Equivalence of $a \rightarrow b$ and $\lnot a \vee b$ Is there a proof for the logical equivalence of $a \rightarrow b$ and $\lnot a \vee b$?
 A: Suppose we are for the moment using $p \to q$ for the informal indicative conditional, if $p$ then $q$.

  
*
  
*Suppose we are given that if $p$ then $q$ (i.e. $p \to q$). Then, since we have $\neg p \lor p$ it follows (arguing by cases) that $\neg p \lor q$.
  
*Suppose, conversely, we are given $\neg p \lor q$ is true. Then if $p$ is true that rules out the first disjunct, so we have $q$. In short, if $p$ then $q$, (i.e.  $p \to q$).
  

That pair of arguments makes it rather plausible that $p \to q$ (the indicative conditional) is inter-dervable with $\neg p \lor q$, and so is equivalent at least as far as truth-conditions go with $\neg p \lor q$.
OK: That gives us some reason to suppose that the truth-functional account of the conditional isn't just fanciful -- it gets something important right. Or so a familiar story goes.
But do note (important point!) it is a further question whether the truth-functional story about 'if' is the whole story. 
Compare, arguably '$p$ but $q$' is truth-functionally equivalent to $p \land q$: however 'but' doesn't mean just bare conjunction. 'But' does more than '$\land$' -- very roughly it signals the speaker's sense that the joint truth of $p$ and $q$ is unexpected/surprising. Well likewise, perhaps "if p then q" does more than '$\neg p \lor q$'. E.g. it arguably signals the speaker's willingness to infer $q$ should it turn out that $p$. For more on this, see e.g. http://www.logicmatters.net/resources/pdfs/Conditionals.pdf
A: I'm gonna use p and q.
Natural deduction:
\begin{align}
&1\ p \rightarrow q &&P\\
&2\ |\ \lnot (\lnot p \lor q) &&H\\
&3\ |\ |\ p &&H\\
&4\ |\ |\ q &&1,3 I \rightarrow\\
&5\ |\ |\  \lnot p \lor q &&4 I \lor\\
&6\ |\ |\  \lnot ( \lnot p \lor q) \land (\lnot p \lor q) && 2,5 I \lor \bot\\
&7\ |\ \lnot p&&3-6 I \lnot\\
&8\ |\ \lnot p \lor q&&7I\lor\\
&9\ |\ (\lnot p \lor q) \land \lnot (\lnot p \lor q)&&2,8\land \bot\\
&10\ \lnot p \lor q&&2\lnot
\end{align}
Hope this helps you!
A: Try using a truth table comparing $p\rightarrow q$ with $\lnot p \lor q$.
That's as good a proof as you need.
$p$ | $q\,$ |$\;p\rightarrow q$ | $\lnot p \lor q$
T | T |$\quad$ T $\quad$|$\quad$ T 
T | F |$\quad$ F $\quad$|$\quad$ F
F | T |$\quad$ T $\quad$|$\quad$ T
F | F |$\quad$ T $\quad$|$\quad$ T
Both expressions evaluate false if and only if $\,p\,$ is true and $\,q\,$ is false.

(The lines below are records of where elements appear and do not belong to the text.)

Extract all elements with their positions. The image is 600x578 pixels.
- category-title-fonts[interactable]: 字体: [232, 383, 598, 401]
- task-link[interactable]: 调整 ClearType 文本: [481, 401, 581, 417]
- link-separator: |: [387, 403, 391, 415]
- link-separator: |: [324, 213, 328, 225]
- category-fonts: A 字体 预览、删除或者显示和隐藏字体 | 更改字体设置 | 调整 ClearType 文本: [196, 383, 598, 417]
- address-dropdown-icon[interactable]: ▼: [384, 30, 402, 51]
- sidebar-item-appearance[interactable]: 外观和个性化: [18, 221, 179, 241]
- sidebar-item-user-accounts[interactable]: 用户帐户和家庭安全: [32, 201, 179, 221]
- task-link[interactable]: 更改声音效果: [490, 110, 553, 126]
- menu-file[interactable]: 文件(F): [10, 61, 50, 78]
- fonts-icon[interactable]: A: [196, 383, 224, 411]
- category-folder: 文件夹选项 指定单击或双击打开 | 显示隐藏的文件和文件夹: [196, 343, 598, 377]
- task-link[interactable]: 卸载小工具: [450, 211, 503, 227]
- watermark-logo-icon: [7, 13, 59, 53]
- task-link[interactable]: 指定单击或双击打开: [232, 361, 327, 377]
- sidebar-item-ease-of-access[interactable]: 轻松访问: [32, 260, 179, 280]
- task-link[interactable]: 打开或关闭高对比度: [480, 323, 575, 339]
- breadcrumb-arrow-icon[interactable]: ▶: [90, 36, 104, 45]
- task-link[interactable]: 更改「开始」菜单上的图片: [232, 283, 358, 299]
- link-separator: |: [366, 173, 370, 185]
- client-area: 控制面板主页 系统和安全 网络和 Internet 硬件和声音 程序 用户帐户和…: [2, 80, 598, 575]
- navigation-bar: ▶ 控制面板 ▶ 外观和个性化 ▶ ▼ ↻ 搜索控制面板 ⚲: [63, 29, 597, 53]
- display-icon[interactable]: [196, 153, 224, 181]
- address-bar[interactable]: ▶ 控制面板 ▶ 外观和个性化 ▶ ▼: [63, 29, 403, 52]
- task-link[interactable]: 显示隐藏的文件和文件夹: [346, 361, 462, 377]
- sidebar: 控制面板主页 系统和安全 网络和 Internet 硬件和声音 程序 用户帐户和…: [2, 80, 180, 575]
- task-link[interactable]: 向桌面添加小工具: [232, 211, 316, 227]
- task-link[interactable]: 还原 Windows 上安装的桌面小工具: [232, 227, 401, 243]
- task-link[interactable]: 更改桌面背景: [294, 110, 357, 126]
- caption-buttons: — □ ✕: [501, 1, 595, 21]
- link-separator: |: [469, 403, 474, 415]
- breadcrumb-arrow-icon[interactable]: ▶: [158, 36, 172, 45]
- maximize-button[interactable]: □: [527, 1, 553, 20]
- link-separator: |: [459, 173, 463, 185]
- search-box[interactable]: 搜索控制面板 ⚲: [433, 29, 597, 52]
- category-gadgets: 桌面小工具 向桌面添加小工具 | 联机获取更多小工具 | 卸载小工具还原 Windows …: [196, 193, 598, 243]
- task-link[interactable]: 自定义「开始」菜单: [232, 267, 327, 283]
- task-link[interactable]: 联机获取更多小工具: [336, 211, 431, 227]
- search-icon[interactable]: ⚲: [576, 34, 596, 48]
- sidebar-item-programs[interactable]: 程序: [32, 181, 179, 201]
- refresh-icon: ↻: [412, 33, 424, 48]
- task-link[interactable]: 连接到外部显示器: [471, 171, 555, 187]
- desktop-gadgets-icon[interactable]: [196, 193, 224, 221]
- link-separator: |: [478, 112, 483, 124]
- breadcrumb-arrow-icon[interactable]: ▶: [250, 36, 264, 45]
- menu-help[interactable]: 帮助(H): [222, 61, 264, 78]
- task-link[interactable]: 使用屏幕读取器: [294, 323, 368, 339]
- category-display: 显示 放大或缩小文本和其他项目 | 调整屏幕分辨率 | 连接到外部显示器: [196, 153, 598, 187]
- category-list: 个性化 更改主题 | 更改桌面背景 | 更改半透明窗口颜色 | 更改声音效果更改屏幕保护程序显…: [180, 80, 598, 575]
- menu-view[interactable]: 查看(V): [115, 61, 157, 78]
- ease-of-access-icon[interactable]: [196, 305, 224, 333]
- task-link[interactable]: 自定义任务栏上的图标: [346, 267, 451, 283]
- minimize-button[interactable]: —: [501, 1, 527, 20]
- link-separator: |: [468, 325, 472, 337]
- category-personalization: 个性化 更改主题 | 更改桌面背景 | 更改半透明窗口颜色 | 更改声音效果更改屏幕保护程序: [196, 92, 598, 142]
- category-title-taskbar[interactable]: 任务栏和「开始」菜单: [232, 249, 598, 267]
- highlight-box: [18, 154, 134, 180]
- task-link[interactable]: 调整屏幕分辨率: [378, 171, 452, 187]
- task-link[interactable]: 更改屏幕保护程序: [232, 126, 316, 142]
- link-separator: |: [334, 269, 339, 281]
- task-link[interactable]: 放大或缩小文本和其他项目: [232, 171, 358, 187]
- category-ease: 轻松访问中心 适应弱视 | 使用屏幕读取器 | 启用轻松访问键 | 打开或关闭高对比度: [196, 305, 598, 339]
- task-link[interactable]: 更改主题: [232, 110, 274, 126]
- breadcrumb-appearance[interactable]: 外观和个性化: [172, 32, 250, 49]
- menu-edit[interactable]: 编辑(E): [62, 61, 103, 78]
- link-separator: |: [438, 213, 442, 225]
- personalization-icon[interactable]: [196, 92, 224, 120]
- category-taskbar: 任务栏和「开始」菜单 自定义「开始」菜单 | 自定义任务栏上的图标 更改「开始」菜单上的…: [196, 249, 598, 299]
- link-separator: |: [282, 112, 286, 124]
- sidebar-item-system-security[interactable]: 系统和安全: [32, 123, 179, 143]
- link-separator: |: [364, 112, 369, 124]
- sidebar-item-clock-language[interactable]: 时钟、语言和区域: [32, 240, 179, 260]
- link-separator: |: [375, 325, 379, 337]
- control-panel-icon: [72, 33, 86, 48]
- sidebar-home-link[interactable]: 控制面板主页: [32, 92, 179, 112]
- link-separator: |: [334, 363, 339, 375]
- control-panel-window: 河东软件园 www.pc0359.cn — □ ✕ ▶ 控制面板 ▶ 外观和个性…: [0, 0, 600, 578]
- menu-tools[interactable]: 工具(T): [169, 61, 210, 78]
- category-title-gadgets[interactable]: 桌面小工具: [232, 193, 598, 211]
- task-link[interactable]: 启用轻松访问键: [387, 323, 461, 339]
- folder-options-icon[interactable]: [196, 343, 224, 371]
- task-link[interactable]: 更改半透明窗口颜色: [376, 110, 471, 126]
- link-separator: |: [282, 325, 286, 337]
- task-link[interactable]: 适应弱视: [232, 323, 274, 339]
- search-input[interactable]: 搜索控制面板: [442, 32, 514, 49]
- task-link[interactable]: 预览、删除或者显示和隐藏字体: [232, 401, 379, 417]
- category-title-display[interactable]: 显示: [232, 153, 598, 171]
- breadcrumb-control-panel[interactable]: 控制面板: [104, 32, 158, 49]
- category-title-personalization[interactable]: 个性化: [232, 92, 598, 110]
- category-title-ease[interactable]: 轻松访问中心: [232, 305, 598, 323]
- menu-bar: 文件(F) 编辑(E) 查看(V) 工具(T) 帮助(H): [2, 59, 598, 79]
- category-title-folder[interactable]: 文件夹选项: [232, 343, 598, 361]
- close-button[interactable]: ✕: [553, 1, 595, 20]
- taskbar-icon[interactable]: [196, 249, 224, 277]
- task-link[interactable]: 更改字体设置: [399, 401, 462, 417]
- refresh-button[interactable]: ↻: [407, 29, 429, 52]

For developing a bit of intuition regarding the conditional (logical implication): see, e.g.,
$(1)$ this post, and
$(2)$ this post.
A: Think of it this way. Suppose I signed a contract to you, saying "If I win the lottery, then I will give you $\$1$ billion." The only situation in which my statement would be false (contract violated) is: I win the lottery and don't give you the money I promised. Otherwise, I'm just fine. In particular, if I never win the lottery, you have no claim on any of my money. On the other hand, I can give you the money just for kicks, and I still haven't violated the contract.
Similarly, what if I said "If it's raining, I carry an umbrella." You couldn't call me a liar if it isn't raining, nor if I have an umbrella (regardless of the weather).
A general conditional statement "if (hypothesis) then (conclusion)" is (by this reasoning) the same as saying "(hypothesis) is false or (conclusion) is true."